School of Life Sciences, Arizona State University, Tempe, Arizona 85287-4501, USA.
Department of Biology, Juniata College, Huntingdon, Pennsylvania 16652, USA.
Learn Mem. 2024 Jun 11;31(5). doi: 10.1101/lm.053915.124. Print 2024 May.
When animals learn the association of a conditioned stimulus (CS) with an unconditioned stimulus (US), later presentation of the CS invokes a representation of the US. When the expected US fails to occur, theoretical accounts predict that conditioned inhibition can accrue to any other stimuli that are associated with this change in the US. Empirical work with mammals has confirmed the existence of conditioned inhibition. But the way it is manifested, the conditions that produce it, and determining whether it is the opposite of excitatory conditioning are important considerations. Invertebrates can make valuable contributions to this literature because of the well-established conditioning protocols and access to the central nervous system (CNS) for studying neural underpinnings of behavior. Nevertheless, although conditioned inhibition has been reported, it has yet to be thoroughly investigated in invertebrates. Here, we evaluate the role of the US in producing conditioned inhibition by using proboscis extension response conditioning of the honeybee (). Specifically, using variations of a "feature-negative" experimental design, we use downshifts in US intensity relative to US intensity used during initial excitatory conditioning to show that an odorant in an odor-odor mixture can become a conditioned inhibitor. We argue that some alternative interpretations to conditioned inhibition are unlikely. However, we show variation across individuals in how strongly they show conditioned inhibition, with some individuals possibly revealing a different means of learning about changes in reinforcement. We discuss how the resolution of these differences is needed to fully understand whether and how conditioned inhibition is manifested in the honeybee, and whether it can be extended to investigate how it is encoded in the CNS. It is also important for extension to other insect models. In particular, work like this will be important as more is revealed of the complexity of the insect brain from connectome projects.
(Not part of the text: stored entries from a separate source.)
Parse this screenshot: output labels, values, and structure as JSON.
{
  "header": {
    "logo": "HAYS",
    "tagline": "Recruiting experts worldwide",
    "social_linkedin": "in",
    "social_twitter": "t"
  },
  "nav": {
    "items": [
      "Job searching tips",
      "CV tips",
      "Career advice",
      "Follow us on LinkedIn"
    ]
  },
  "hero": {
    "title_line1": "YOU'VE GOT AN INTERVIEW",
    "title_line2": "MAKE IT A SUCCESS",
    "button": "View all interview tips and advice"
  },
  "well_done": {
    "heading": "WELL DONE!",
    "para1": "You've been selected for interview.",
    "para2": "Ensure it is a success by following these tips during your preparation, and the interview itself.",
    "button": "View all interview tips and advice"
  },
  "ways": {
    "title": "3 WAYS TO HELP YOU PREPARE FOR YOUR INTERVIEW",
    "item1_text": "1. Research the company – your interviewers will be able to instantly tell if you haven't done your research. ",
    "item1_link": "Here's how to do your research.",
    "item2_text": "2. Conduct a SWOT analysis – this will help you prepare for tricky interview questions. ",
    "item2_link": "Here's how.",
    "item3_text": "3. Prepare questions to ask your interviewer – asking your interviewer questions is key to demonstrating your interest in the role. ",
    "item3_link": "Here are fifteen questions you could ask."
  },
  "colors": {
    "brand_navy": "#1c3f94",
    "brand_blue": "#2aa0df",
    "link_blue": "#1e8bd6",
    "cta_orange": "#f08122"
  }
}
当动物学会将条件刺激 (CS) 与非条件刺激 (US) 联系起来时,随后呈现 CS 会引发对 US 的表示。当预期的 US 未发生时,理论解释预测,任何与 US 变化相关的其他刺激都会产生条件抑制。哺乳动物的实证工作证实了条件抑制的存在。但是,它的表现方式、产生它的条件以及确定它是否与兴奋性条件反射相反,都是重要的考虑因素。无脊椎动物可以为这一文献做出有价值的贡献,因为它们具有成熟的条件反射方案,并可以进入中枢神经系统 (CNS) 研究行为的神经基础。尽管已经报道了条件抑制,但在无脊椎动物中尚未对其进行彻底研究。在这里,我们通过使用蜜蜂的触角延伸反应()来评估 US 在产生条件抑制中的作用。具体来说,我们使用“特征负”实验设计的变体,使用相对于初始兴奋性条件反射期间使用的 US 强度的 US 强度下降来显示气味混合物中的一种气味可以成为条件抑制剂。我们认为,条件抑制的一些替代解释不太可能。然而,我们表明,个体之间在表现出条件抑制的强度上存在差异,有些个体可能会以不同的方式了解强化的变化。我们讨论了如何解决这些差异,以充分了解条件抑制在蜜蜂中是否以及如何表现出来,以及它是否可以扩展到研究它在 CNS 中是如何编码的。这对于扩展到其他昆虫模型也很重要。特别是,随着昆虫大脑连接组项目揭示出昆虫大脑的复杂性,此类工作将变得非常重要。